[D] Normalization of highly variable 1-D data
Hi, I’m working with a large dataset of 1-D data (think time series) with wildly varying values (decidedly non-Normal.) My goal is to train an autoregressive generative model like WaveNet using this data. I’ll need to normalize all series to the range [0, 1] so I can then quantize the data to 256 possible values for the softmax output of the WaveNet.

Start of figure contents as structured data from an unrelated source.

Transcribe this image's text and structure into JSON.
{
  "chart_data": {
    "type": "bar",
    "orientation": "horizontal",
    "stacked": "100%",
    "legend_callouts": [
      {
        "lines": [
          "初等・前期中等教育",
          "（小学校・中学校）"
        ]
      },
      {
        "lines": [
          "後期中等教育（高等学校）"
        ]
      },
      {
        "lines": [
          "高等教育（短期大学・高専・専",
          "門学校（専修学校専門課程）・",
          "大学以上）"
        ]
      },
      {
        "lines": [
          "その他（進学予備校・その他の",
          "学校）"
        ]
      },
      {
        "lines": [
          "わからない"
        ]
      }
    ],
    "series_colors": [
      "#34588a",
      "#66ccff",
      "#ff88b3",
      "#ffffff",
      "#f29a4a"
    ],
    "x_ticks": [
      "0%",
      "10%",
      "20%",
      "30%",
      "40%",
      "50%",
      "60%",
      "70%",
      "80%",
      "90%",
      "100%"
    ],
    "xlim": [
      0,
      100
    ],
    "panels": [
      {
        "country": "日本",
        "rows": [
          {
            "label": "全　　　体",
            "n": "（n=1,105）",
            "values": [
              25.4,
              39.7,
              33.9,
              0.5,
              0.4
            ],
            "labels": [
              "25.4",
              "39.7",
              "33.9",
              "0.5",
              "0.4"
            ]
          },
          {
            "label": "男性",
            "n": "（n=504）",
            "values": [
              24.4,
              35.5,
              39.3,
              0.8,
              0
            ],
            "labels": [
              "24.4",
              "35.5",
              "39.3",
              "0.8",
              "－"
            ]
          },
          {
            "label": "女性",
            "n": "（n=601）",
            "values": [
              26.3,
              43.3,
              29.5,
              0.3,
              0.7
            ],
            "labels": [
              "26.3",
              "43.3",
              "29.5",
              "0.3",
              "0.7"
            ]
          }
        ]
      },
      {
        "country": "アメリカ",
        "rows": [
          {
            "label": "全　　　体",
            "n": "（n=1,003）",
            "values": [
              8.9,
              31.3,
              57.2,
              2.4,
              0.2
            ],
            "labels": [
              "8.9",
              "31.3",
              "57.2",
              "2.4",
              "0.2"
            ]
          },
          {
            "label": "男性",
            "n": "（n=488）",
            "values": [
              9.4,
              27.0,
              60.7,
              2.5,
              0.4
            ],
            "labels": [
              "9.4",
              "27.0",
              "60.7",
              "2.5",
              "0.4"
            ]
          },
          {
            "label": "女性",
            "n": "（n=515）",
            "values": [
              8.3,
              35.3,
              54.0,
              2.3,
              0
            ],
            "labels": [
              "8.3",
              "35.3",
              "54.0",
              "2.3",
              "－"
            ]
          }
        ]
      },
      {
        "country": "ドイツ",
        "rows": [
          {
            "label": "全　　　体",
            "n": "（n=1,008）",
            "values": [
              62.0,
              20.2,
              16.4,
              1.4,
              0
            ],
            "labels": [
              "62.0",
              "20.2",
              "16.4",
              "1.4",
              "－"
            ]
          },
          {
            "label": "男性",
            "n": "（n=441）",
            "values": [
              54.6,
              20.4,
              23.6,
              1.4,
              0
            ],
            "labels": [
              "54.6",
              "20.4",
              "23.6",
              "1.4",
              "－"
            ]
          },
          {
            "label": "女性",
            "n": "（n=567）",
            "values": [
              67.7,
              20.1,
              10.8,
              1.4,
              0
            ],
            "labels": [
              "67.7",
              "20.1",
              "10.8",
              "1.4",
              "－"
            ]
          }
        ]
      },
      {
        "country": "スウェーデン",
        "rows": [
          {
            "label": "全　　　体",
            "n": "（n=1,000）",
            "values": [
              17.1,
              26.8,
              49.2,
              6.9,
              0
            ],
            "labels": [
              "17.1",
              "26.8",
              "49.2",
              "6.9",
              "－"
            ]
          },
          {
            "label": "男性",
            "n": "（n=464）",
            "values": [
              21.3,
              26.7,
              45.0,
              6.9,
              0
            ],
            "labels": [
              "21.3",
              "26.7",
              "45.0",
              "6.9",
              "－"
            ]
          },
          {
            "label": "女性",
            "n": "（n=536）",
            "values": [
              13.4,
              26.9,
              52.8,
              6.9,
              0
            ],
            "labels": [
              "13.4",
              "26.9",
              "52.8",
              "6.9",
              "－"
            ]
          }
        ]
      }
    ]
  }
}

I’ve run into a few problems and haven’t found much help on the internet (mostly searching for time series normalization, standardization, etc.)
A quick run through my current process:
- Divide each series by their median value in a small window where the signal is (or should be) ~0
- At this point, the distribution of values in each series is roughly log-normal so I’m taking the log and then standardizing each series individually by subtracting its mean and dividing by its standard deviation
- If I now normalize the entire dataset based on the max/min (i.e. data <- (data – data.min())/(data.max() – data.min()), most series are squeezed into a range like [0.4, 0.6] due to massive outlying max/min values. I’ve tried scaling each series by their respective min/max but again, due to some series having massive outliers this skews their scale compared to the rest of the dataset.
Is my best option to just cull the outliers? Or am I missing a step somewhere? I’ve visualized a few of the outliers, and they are valid data. I’ve also tried median-stacking nearest neighbor series to tame some of the volatility but am not sure where to go from here. Leaving it as is will increase the effective quantization noise in my data since instead of being spread over 256 values, most series only span ~100 values in the discrete space. Any help would be much appreciated!